Question

If the sum of the first n terms of an AP is (4n− $n^2$), what is the first term (that is $S_1$)? What is the sum of first two terms? What is the second term? Similarly, find the $3^{rd}$, the ${10}^{th}$ and the $n^{th}$ terms.

Answer 1

It is given that the sum of n terms of an AP is equal to (4n− $n^2$).

It means $S_n$=4n− $n^2$

Let’s calculate $S_1$ and $S_2$ using $S_n$=4n− $n^2$.

$S_1$=4(1) − (1)2=4−1=3

$S_2$=4(2) − (2)2=8−4=4

First term =a=$S_1$=3 (1)

Let’s find common difference now.

We can write any AP in the form of general terms like a, a +d, a + 2d...
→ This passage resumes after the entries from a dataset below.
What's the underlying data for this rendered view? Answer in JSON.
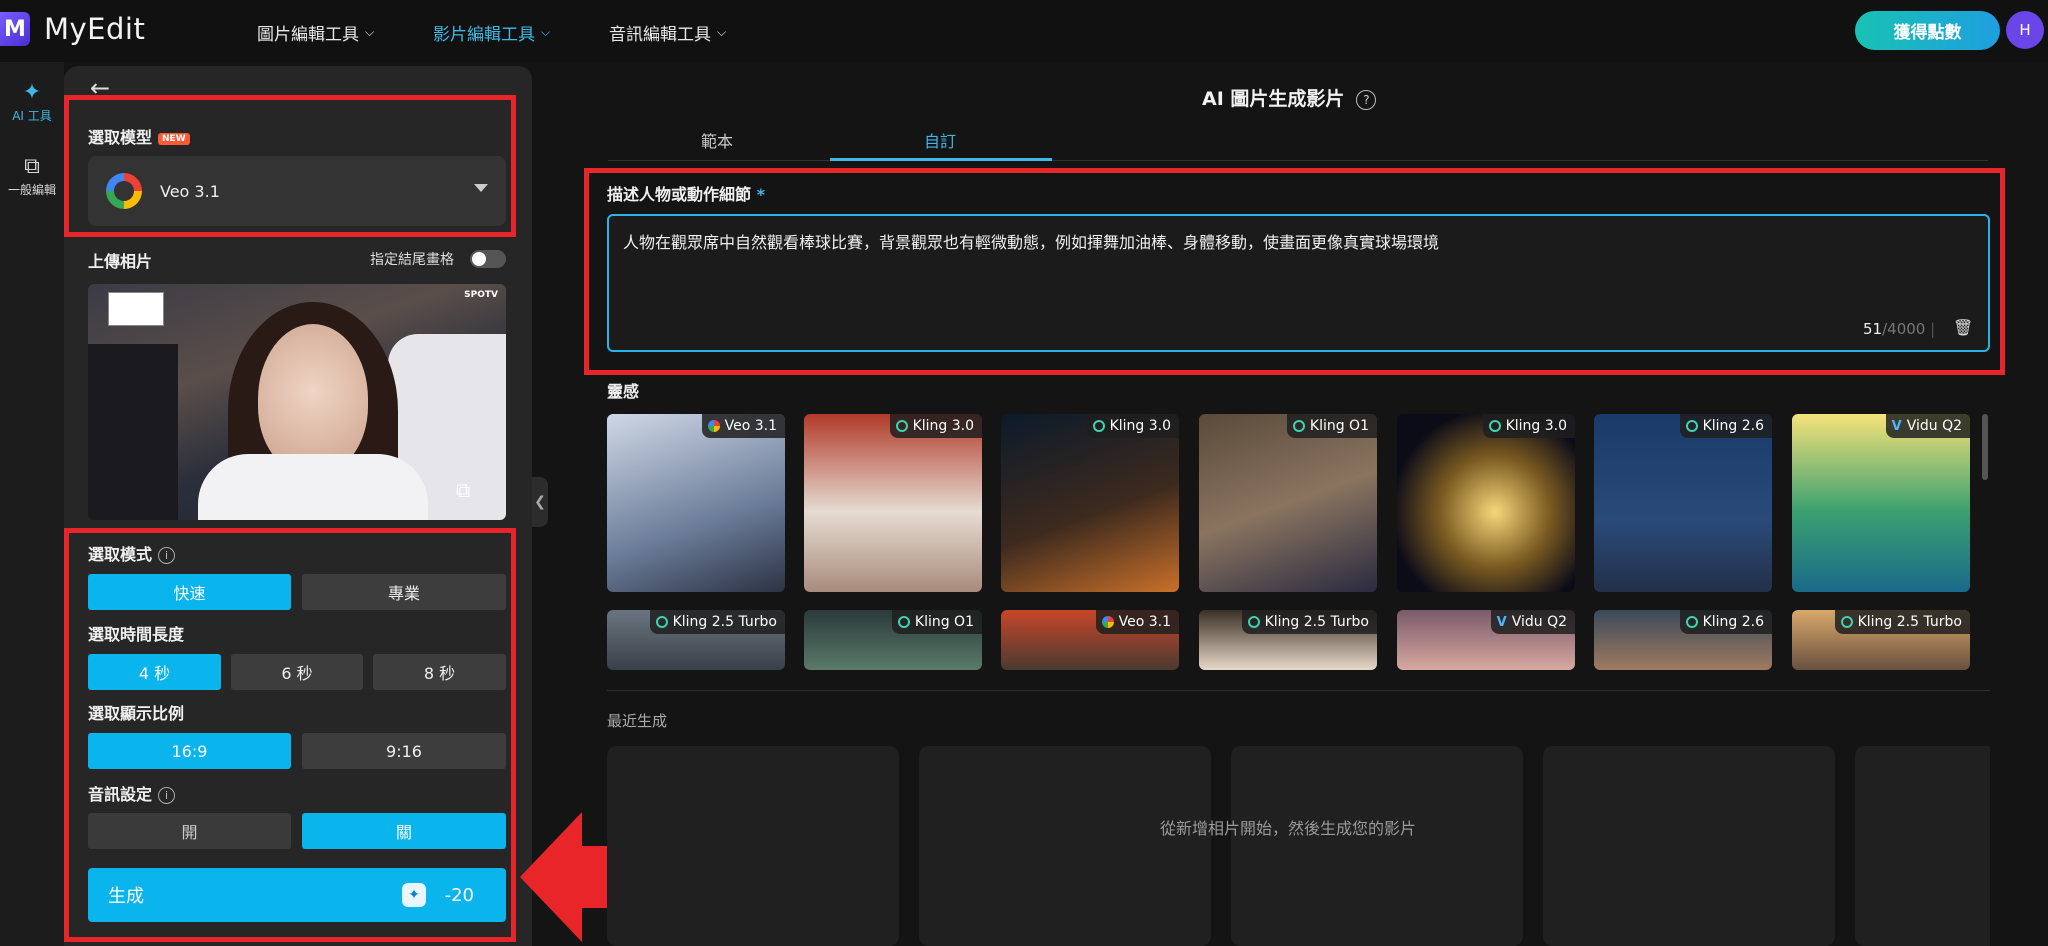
{
  "app": {
    "logo_letter": "M",
    "name": "MyEdit"
  },
  "topnav": [
    {
      "label": "圖片編輯工具",
      "active": false
    },
    {
      "label": "影片編輯工具",
      "active": true
    },
    {
      "label": "音訊編輯工具",
      "active": false
    }
  ],
  "header": {
    "points_button": "獲得點數",
    "avatar_initial": "H"
  },
  "rail": [
    {
      "label": "AI 工具",
      "icon": "magic-wand-icon",
      "active": true
    },
    {
      "label": "一般編輯",
      "icon": "layers-icon",
      "active": false
    }
  ],
  "panel": {
    "model_section_title": "選取模型",
    "new_badge": "NEW",
    "selected_model": "Veo 3.1",
    "upload_title": "上傳相片",
    "end_frame_label": "指定結尾畫格",
    "mode_title": "選取模式",
    "modes": [
      "快速",
      "專業"
    ],
    "selected_mode": "快速",
    "duration_title": "選取時間長度",
    "durations": [
      "4 秒",
      "6 秒",
      "8 秒"
    ],
    "selected_duration": "4 秒",
    "ratio_title": "選取顯示比例",
    "ratios": [
      "16:9",
      "9:16"
    ],
    "selected_ratio": "16:9",
    "audio_title": "音訊設定",
    "audio_options": [
      "開",
      "關"
    ],
    "selected_audio": "關",
    "generate_label": "生成",
    "generate_cost": "-20",
    "photo_overlay_spotv": "SPOTV"
  },
  "main": {
    "title": "AI 圖片生成影片",
    "tabs": [
      "範本",
      "自訂"
    ],
    "active_tab": "自訂",
    "prompt_label": "描述人物或動作細節",
    "required_mark": "*",
    "prompt_text": "人物在觀眾席中自然觀看棒球比賽，背景觀眾也有輕微動態，例如揮舞加油棒、身體移動，使畫面更像真實球場環境",
    "char_count": "51",
    "char_max": "/4000",
    "inspiration_title": "靈感",
    "inspiration_row1": [
      {
        "model": "Veo 3.1",
        "kind": "g"
      },
      {
        "model": "Kling 3.0",
        "kind": "k"
      },
      {
        "model": "Kling 3.0",
        "kind": "k"
      },
      {
        "model": "Kling O1",
        "kind": "k"
      },
      {
        "model": "Kling 3.0",
        "kind": "k"
      },
      {
        "model": "Kling 2.6",
        "kind": "k"
      },
      {
        "model": "Vidu Q2",
        "kind": "v"
      }
    ],
    "inspiration_row2": [
      {
        "model": "Kling 2.5 Turbo",
        "kind": "k"
      },
      {
        "model": "Kling O1",
        "kind": "k"
      },
      {
        "model": "Veo 3.1",
        "kind": "g"
      },
      {
        "model": "Kling 2.5 Turbo",
        "kind": "k"
      },
      {
        "model": "Vidu Q2",
        "kind": "v"
      },
      {
        "model": "Kling 2.6",
        "kind": "k"
      },
      {
        "model": "Kling 2.5 Turbo",
        "kind": "k"
      }
    ],
    "recent_title": "最近生成",
    "recent_empty": "從新增相片開始，然後生成您的影片"
  },
  "colors": {
    "accent": "#0ab4ec",
    "highlight_red": "#e8262a",
    "brand_purple": "#6a46e8"
  }
}
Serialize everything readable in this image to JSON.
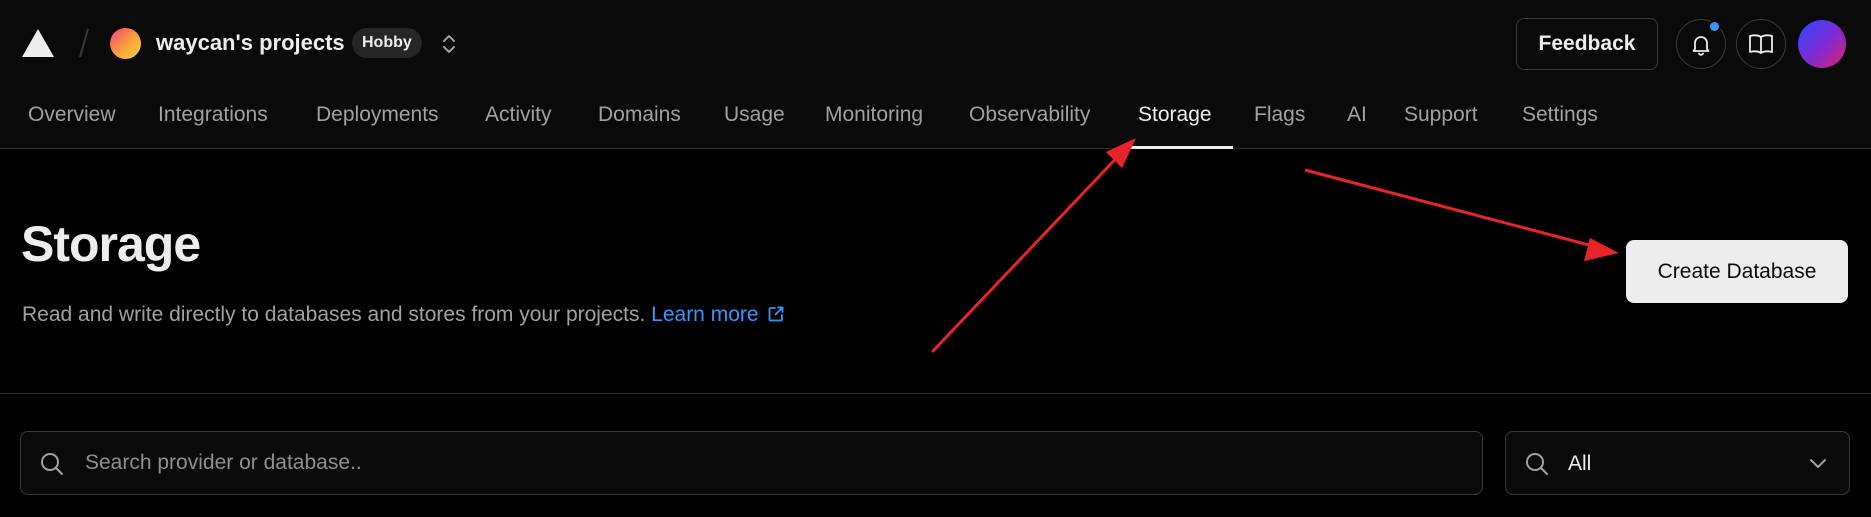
{
  "header": {
    "team_name": "waycan's projects",
    "plan_badge": "Hobby",
    "feedback_label": "Feedback",
    "icons": [
      "vercel-logo-icon",
      "slash-divider-icon",
      "chevron-up-down-icon",
      "bell-icon",
      "book-icon"
    ]
  },
  "nav": {
    "tabs": [
      {
        "label": "Overview"
      },
      {
        "label": "Integrations"
      },
      {
        "label": "Deployments"
      },
      {
        "label": "Activity"
      },
      {
        "label": "Domains"
      },
      {
        "label": "Usage"
      },
      {
        "label": "Monitoring"
      },
      {
        "label": "Observability"
      },
      {
        "label": "Storage",
        "active": true
      },
      {
        "label": "Flags"
      },
      {
        "label": "AI"
      },
      {
        "label": "Support"
      },
      {
        "label": "Settings"
      }
    ]
  },
  "main": {
    "title": "Storage",
    "description": "Read and write directly to databases and stores from your projects.",
    "learn_more": "Learn more",
    "create_button": "Create Database"
  },
  "search": {
    "placeholder": "Search provider or database..",
    "value": ""
  },
  "filter": {
    "selected": "All"
  },
  "colors": {
    "background": "#000000",
    "accent_link": "#3b95f4",
    "notification_dot": "#3b95f4",
    "annotation_arrow": "#e8232a"
  }
}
We have calculated that sum of first two terms is equal to 4 i.e. $S_2$=4

Therefore, we can say that a+ (a+ d) =4

Putting value of a from equation (1), we get

2a+d=4

$\Rightarrow$2 (3) +d=4

$\Rightarrow$6+d=4

$\Rightarrow$d=−2

Using formula $a_n$=a+ (n−1) d, to find nth term of AP, we can say that

Second term of AP = $a_2$ = a+ (2−1) d =3+ (2−1) (−2) =3−2 =1

Third term of AP = $a_3$ = a+ (3−1) d =3+ 2 (−2) =3−4=−1

Tenth term of AP = $a_{10}$ = a+ (10−1) d=a+ 9d =3+9 (−2) =3−18=−15

$n^{th}$ term of AP = $a_n$ = a+ (n−1) d

=3+ (n−1) (−2)

=3−2n+2

=5−2n